" Braquage de la BCEAO" : “Initier une loi d’amnistie, c’est nier les faits qui sont reprochés à Laurent Gbagbo”

Publié le Modifié le
braquage-de-la-bceao-initier-une-loi-d-amnistie-c-est-nier-les-faits-qui-sont-reproches-a-laurent-gbagbo Dan Sansan, député RHDP de la circonscription de Bouna
Politique

Dah Sassan, député RHDP de Bouna a exprimé son opposition en contre une loi d' amnistie prise en faveur de Laurent Gbagbo, l'ancien chef de l'État ivoirien, condamné à 20 ans de prison.

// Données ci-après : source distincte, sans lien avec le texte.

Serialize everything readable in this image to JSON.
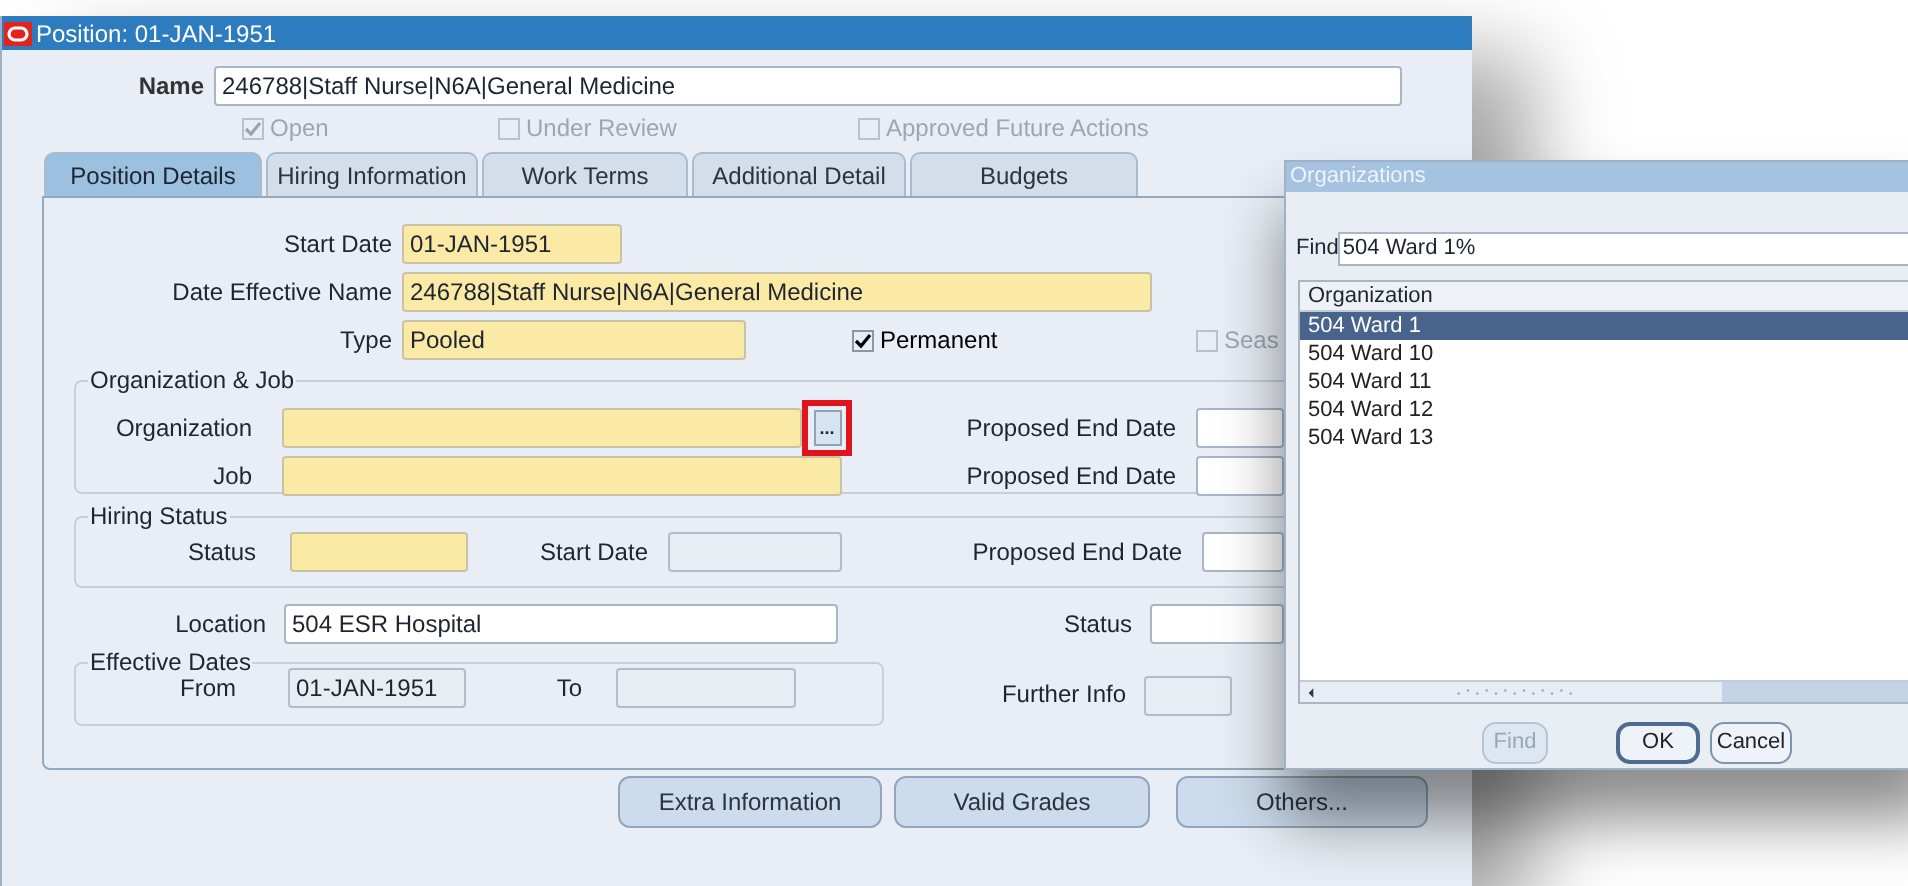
{
  "window": {
    "title": "Position: 01-JAN-1951"
  },
  "name_field": {
    "label": "Name",
    "value": "246788|Staff Nurse|N6A|General Medicine",
    "kind": "optional"
  },
  "flags": [
    {
      "label": "Open",
      "checked": true,
      "disabled": true
    },
    {
      "label": "Under Review",
      "checked": false,
      "disabled": true
    },
    {
      "label": "Approved Future Actions",
      "checked": false,
      "disabled": true
    }
  ],
  "tabs": [
    {
      "label": "Position Details",
      "selected": true
    },
    {
      "label": "Hiring Information",
      "selected": false
    },
    {
      "label": "Work Terms",
      "selected": false
    },
    {
      "label": "Additional Detail",
      "selected": false
    },
    {
      "label": "Budgets",
      "selected": false
    }
  ],
  "details": {
    "start_date": {
      "label": "Start Date",
      "value": "01-JAN-1951",
      "kind": "required"
    },
    "date_effective_name": {
      "label": "Date Effective Name",
      "value": "246788|Staff Nurse|N6A|General Medicine",
      "kind": "required"
    },
    "type": {
      "label": "Type",
      "value": "Pooled",
      "kind": "required"
    },
    "type_flags": [
      {
        "label": "Permanent",
        "checked": true,
        "disabled": false
      },
      {
        "label": "Seas",
        "checked": false,
        "disabled": true
      }
    ],
    "organization_job": {
      "title": "Organization & Job",
      "organization": {
        "label": "Organization",
        "kind": "required"
      },
      "lov_button": {
        "label": "...",
        "highlighted": true
      },
      "organization_end": {
        "label": "Proposed End Date",
        "kind": "optional"
      },
      "job": {
        "label": "Job",
        "kind": "required"
      },
      "job_end": {
        "label": "Proposed End Date",
        "kind": "optional"
      }
    },
    "hiring_status": {
      "title": "Hiring Status",
      "status": {
        "label": "Status",
        "kind": "required"
      },
      "start_date": {
        "label": "Start Date",
        "kind": "readonly"
      },
      "end_date": {
        "label": "Proposed End Date",
        "kind": "optional"
      }
    },
    "location": {
      "label": "Location",
      "value": "504 ESR Hospital",
      "kind": "optional"
    },
    "status": {
      "label": "Status",
      "kind": "optional"
    },
    "effective_dates": {
      "title": "Effective Dates",
      "from": {
        "label": "From",
        "value": "01-JAN-1951",
        "kind": "readonly"
      },
      "to": {
        "label": "To",
        "kind": "readonly"
      }
    },
    "further_info": {
      "label": "Further Info",
      "kind": "readonly"
    }
  },
  "buttons": [
    "Extra Information",
    "Valid Grades",
    "Others..."
  ],
  "dialog": {
    "title": "Organizations",
    "find": {
      "label": "Find",
      "value": "504 Ward 1%"
    },
    "column": "Organization",
    "rows": [
      {
        "label": "504 Ward 1",
        "selected": true
      },
      {
        "label": "504 Ward 10",
        "selected": false
      },
      {
        "label": "504 Ward 11",
        "selected": false
      },
      {
        "label": "504 Ward 12",
        "selected": false
      },
      {
        "label": "504 Ward 13",
        "selected": false
      }
    ],
    "buttons": [
      {
        "label": "Find",
        "disabled": true,
        "default": false
      },
      {
        "label": "OK",
        "disabled": false,
        "default": true
      },
      {
        "label": "Cancel",
        "disabled": false,
        "default": false
      }
    ]
  }
}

Invité à la tribune de Rassemblement TV,  ce mardi 12 août 2022, Dah Sassan, secrétaire nationale adjoint  en Charge des Affaires Juridiques du RHDP a déclaré que Laurent Gbagbo, l'ancien chef de l' Etat ne peut prétendre à une loi d'amnistie en lieu et place de la grâce présidentielle.

La grâce présidentielle, une volonté du président Alassane Ouattara


“ Initier une loi d’amnistie, c’est nier les faits qui sont reprochés à Laurent Gbagbo (...)c’est une manière de dire que l’ État de Côte d’Ivoire n’avait aucune raison de le poursuivre”, estime l’élu de la nation. Pour l'ancien chef de file de la jeunesse du RHDP , la grâce présidentielle accordée par le chef de l’État ivoirien à son prédécesseur est tout juste un acte de sa propre volonté qui n’a rien à voir avec une contrainte.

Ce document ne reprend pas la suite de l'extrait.